JurnalPatroliNews – Jakarta – Pemerintah kembali memperkuat dukungan bagi pelaku usaha mikro, kecil, dan menengah (UMKM) dengan menaikkan plafon Kredit Usaha Rakyat (KUR) hingga Rp 1 miliar.

Kebijakan ini disampaikan Badan Pengaturan Badan Usaha Milik Negara (BP BUMN) sebagai bagian dari upaya memperluas akses pembiayaan bagi sektor usaha rakyat.

Wakil BP BUMN, Aminuddin Ma’ruf, mengatakan bahwa kenaikan plafon tersebut telah disepakati bersama Kementerian Koordinator Bidang Perekonomian.

Menurutnya, kenaikan limit ini akan membuka ruang lebih luas bagi para pelaku UMKM dalam memperbesar kapasitas usaha.

“Angkanya dinaikkan dari plafon minimal Rp 20 juta untuk kredit mikro naik menjadi kurang lebih sekitar Rp 100 juta,” ujar Aminuddin, dikutip dari Antara, Rabu (19/11/2025).

Ia menambahkan bahwa untuk kredit usaha menengah, plafon pembiayaan juga meningkat signifikan dari sebelumnya Rp 200 juta menjadi Rp 500 juta.

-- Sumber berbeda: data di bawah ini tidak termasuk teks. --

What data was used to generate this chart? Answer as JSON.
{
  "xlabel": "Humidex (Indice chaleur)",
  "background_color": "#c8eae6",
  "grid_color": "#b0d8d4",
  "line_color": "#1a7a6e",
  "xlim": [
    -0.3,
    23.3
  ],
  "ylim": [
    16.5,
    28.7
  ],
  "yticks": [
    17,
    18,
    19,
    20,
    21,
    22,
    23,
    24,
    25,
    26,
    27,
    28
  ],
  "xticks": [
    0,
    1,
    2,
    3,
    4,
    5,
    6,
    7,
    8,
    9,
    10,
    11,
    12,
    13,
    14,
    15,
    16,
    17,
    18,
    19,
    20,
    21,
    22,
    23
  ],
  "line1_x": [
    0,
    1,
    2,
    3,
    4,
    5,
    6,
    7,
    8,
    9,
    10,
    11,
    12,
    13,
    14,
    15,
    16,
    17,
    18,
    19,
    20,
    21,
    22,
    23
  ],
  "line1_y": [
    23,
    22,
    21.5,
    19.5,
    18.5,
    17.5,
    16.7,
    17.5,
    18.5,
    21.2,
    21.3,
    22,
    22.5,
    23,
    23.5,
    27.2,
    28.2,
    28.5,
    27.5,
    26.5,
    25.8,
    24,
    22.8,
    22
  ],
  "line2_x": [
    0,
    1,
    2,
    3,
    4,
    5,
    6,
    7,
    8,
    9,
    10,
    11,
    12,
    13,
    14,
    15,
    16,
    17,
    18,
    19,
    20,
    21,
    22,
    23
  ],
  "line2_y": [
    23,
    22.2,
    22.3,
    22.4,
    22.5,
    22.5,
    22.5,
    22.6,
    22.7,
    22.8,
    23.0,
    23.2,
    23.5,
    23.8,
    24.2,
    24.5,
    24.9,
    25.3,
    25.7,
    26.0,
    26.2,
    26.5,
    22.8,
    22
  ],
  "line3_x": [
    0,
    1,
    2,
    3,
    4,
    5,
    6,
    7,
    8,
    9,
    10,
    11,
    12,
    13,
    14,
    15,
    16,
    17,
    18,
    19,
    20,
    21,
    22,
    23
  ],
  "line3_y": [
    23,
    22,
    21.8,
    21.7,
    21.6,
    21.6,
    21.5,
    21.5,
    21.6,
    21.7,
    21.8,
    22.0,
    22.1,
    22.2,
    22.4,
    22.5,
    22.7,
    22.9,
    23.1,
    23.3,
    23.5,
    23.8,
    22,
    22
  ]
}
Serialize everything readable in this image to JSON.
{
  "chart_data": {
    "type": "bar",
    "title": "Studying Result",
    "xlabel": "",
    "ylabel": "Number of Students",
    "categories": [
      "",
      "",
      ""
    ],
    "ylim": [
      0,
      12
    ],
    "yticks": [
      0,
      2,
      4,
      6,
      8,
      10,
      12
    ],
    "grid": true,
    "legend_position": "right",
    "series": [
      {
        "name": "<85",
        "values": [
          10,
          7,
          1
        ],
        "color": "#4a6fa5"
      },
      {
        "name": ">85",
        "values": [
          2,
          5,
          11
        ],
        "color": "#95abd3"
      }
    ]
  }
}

Bahkan, plafon maksimal KUR kini bisa mencapai Rp 1 miliar dari batas sebelumnya yang hanya Rp 500 juta.

Selain peningkatan plafon, pemerintah juga mengevaluasi skema bunga KUR. Selama ini, suku bunga KUR bersifat gradual mulai dari enam persen.

Untuk memudahkan pelaku UMKM, skema tersebut akan disederhanakan menjadi bunga flat sebesar 6 persen.

“Sudah kami putuskan bersama Pak Menko Perekonomian Airlangga untuk flat di 6%. Ini berita baik juga untuk pelaku UMKM,” ungkap Aminuddin.

Ia menegaskan bahwa seluruh langkah yang ditempuh pemerintahan Presiden Prabowo Subianto bertujuan menjaga kesehatan BUMN sekaligus memastikan pelayanan optimal kepada masyarakat.

Menurut Aminuddin, BP BUMN berperan sebagai jembatan antara kepentingan negara dan keberlanjutan operasional BUMN.

“Saya telah menjelaskan bagaimana BP BUMN bekerja. Intinya, sekali lagi kami ulangi, BP BUMN berada di tengah antara kepentingan negara dengan tetap memastikan BUMN ini sehat,” tutupnya.